AI-generated illustration
AI-generated illustration

Alongside the hardware, NVIDIA showcased a software and model ecosystem intended to demonstrate Rubin’s potential. New generative models were announced, including agent‑building models in the Nemotron family and World Foundation Models in the Cosmos suite, aimed at humanoid robotics, physical AI applications and synthetic data generation. NVIDIA framed this software stack as central to enabling next‑generation agentic AI and advanced reasoning beyond raw GPU performance.

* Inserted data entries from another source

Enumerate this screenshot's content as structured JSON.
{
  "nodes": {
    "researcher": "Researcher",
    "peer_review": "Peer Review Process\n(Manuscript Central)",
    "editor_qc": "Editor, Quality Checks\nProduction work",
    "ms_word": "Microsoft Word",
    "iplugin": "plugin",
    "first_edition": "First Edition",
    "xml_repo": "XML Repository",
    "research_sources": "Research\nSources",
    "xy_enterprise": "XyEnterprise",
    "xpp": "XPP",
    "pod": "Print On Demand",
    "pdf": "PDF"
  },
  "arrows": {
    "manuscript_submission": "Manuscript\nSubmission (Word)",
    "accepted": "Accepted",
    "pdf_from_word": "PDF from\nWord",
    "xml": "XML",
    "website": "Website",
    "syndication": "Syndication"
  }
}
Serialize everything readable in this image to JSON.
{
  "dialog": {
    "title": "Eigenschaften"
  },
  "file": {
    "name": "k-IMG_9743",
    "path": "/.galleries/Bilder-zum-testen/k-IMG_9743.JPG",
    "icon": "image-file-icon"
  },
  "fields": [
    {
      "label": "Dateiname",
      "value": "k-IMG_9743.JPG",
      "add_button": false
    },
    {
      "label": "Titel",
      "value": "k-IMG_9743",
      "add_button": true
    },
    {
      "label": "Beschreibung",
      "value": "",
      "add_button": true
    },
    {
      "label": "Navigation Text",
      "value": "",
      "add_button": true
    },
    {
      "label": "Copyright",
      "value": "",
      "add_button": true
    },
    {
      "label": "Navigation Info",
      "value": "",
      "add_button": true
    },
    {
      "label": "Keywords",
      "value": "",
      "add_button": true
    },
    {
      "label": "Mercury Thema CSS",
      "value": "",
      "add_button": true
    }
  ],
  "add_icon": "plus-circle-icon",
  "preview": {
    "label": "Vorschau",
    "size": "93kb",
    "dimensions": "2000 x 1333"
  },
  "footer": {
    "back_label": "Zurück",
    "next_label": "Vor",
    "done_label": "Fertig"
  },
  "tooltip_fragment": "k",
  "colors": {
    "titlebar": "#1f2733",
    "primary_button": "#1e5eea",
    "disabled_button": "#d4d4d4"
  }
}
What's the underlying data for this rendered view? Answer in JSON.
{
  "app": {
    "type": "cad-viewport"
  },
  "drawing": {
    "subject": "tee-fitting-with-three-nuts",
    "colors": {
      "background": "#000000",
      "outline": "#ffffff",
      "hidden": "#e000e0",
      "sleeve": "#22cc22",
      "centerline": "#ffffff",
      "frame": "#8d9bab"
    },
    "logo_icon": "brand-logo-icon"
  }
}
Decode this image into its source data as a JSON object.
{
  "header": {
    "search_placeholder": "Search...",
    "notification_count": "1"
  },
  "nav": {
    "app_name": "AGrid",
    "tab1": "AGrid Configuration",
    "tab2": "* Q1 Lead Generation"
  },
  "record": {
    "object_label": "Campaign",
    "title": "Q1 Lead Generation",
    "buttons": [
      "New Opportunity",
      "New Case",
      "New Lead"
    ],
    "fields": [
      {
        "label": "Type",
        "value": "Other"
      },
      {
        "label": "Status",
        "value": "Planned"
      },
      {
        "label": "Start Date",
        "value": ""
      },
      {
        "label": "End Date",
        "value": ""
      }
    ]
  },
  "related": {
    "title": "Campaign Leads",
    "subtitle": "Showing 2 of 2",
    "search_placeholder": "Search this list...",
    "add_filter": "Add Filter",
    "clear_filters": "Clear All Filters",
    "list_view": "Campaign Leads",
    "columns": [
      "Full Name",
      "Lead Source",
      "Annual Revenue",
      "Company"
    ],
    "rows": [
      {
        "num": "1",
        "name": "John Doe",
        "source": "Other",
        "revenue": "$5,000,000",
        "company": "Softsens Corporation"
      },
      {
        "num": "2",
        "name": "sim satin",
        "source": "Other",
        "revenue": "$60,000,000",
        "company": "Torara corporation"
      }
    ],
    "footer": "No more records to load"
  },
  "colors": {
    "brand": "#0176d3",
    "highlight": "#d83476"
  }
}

NVIDIA said cloud and enterprise partners are already lined up to deploy Rubin. Named customers and cloud providers planning adoption include Anthropic, OpenAI and Amazon Web Services, and the company said the platform was moving into production use. The market reacted with measured investor interest; NVIDIA shares closed at $188.12, down 0.39 percent, on January 5.

Rubin represents an industry push to fuse compute, networking and storage into purpose‑built systems for large models. If NVIDIA’s performance and cost claims hold in independent benchmarks, Rubin could shift where and how the largest AI applications are built. The platform also magnifies policy and safety questions, because enabling more powerful, persistent agentic systems will raise new demands for testing, governance and energy accountability as AI moves deeper into the physical and decision‑making world.